Welcome to Lumberton, where everything is fucked and on fire. On break from college, Jeffrey Beaumont (Kyle MacLachlan) finds an ear on the ground, decides to plays detective (and no doubt his character is the catalyst that kick-started lynch’s cult-series, Twin Peaks), where he is in way his head when he meets Dorothy Vallens (Isabella Rossellini), a lounge singer at The Slow Club, where everything moves fast — feelings, tears, love, and trouble. She only sings one song — “Blue Velvet” — and loves to be beaten during sex. Jeffrey also has to face off with her psychotic, Pabst Blue Ribbon-drinking, Nitrous oxide-loving pseudo-pimp Frank Booth (the late, great Dennis Hopper, playing arguably himself). The movie satisfies and is the quintessential David Lynch film. Fun fact: Many studios passed on this script when it first made its rounds long ago due to its violent and misogynistic nature, but once it was picked up and released, it became an instant cult hit, catapulted Lynch’s career, and garnered him his first Oscar nomination for Best Director.

Criterion’s Blue Velvet is released in a 4K restoration with 5.1 surround DTS-HD Master Audio that was supervised by Lynch. (Also included is the original 2.0 surround sound­track). The restoration is about a 60/40 4K restoration clarity. At times the colors shine — and this is a movie full of vivid colors, and Lynch’s visual aesthetic is still unparalleled — but some scenes look, well, for lack of a better phrase, almost DVD quality. It’s not as clean as other 4K restorations, but it didn’t bother me. So don’t worry, it’s only a few snippets that aren’t cleaned up to Criterion's usual standards (perhaps due to poor lighting in these scenes) and isn’t enough to detract fans from buying. (Note: I have not seen the 2011 Blu-ray release, so I cannot compare quality from that release.) 

There are some slight differences in Criterion’s release and the popular 2011 Blu-ray release. Criterion’s release is a 4K restoration scan with more extra features than the previous, including It’s a Strange World, a 2019 documentary on the film, and Lynch reading from Room to Dream, which is a book he co-authored, as well as the thick booklet with excerpts of Room to Dream. The only missing extra feature from the 2011 release is Siskel and Ebert 'At the Movies,’ which seems to be popular among fans, so you may want to hang on to that 2011 Blu-ray if only just for that. 

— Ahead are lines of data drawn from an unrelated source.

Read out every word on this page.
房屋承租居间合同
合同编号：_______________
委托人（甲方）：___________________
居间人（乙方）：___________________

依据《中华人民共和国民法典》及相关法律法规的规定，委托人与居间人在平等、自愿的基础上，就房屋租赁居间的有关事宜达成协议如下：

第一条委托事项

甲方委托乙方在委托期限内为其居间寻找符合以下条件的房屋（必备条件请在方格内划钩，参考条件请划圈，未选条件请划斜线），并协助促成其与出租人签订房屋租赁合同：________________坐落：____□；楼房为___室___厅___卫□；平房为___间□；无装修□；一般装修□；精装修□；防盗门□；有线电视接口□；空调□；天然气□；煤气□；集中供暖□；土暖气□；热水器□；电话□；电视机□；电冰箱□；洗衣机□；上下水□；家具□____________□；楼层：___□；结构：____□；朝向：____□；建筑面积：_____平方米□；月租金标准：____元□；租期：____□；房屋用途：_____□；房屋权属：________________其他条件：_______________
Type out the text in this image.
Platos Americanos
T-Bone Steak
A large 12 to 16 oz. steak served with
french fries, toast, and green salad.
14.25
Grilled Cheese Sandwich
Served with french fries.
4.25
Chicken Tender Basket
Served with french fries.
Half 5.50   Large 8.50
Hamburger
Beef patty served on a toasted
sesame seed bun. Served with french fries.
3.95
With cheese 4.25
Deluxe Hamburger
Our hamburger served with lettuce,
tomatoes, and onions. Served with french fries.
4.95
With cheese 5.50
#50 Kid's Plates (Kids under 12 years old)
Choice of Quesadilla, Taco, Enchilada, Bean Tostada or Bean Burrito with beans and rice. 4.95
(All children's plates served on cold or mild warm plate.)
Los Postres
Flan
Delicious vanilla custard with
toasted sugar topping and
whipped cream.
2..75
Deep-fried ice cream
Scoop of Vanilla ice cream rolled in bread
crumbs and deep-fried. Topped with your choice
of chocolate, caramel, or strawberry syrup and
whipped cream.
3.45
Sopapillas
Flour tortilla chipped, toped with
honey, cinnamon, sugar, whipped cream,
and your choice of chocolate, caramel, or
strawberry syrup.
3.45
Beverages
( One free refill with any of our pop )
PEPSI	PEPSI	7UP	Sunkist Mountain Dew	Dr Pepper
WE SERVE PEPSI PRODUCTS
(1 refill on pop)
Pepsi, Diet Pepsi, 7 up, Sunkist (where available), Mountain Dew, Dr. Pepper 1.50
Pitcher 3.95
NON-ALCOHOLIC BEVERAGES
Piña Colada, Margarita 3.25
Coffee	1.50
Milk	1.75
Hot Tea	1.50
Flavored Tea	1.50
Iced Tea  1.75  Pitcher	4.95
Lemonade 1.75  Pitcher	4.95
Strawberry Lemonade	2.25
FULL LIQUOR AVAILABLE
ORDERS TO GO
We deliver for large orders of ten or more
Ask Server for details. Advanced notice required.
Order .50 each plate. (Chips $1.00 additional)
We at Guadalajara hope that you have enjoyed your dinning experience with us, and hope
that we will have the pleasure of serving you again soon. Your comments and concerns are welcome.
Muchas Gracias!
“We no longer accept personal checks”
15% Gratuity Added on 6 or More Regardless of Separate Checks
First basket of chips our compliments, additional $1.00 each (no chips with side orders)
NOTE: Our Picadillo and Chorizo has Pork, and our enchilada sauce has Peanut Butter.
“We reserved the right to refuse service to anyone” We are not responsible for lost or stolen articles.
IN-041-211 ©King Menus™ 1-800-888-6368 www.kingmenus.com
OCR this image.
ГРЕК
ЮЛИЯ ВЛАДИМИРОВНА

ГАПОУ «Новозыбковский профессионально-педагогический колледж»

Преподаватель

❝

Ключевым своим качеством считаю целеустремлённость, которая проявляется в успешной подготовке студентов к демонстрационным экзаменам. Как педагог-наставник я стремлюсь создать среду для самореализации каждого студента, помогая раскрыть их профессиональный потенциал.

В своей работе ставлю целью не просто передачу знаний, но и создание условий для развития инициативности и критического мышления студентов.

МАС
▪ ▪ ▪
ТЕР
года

Lynch-Approved Blu-ray Features: 

* New 4K digital restoration, with 5.1 surround DTS-HD Master Audio soundtrack on the Blu-ray, both supervised by director David Lynch

* Alternate original 2.0 surround sound­track

* The Lost Footage, fifty-three minutes of deleted scenes and alternate takes assembled by Lynch

* “Blue Velvet” Revisited, a feature-length meditation on the making of the movie by Peter Braatz, filmed on-set during the production

* Mysteries of Love, a seventy-minute documentary from 2002 on the making of the film

* Interview from 2017 with composer Angelo Badalamenti

* It’s a Strange World: The Filming of “Blue Velvet,” a 2019 documentary featuring interviews    with crew members and visits to the shooting locations

* Lynch reading from Room to Dream, a 2018 book he coauthored with Kristine McKenna

  • PlUS: Excerpts by McKenna from Room to Dream

  • Cover by Fred Davis

If you’re a Lynch fan, this is a must-own for the slick digipack packaging and thick booklet full of goodies including photographs and essays. If not, why are you reading this?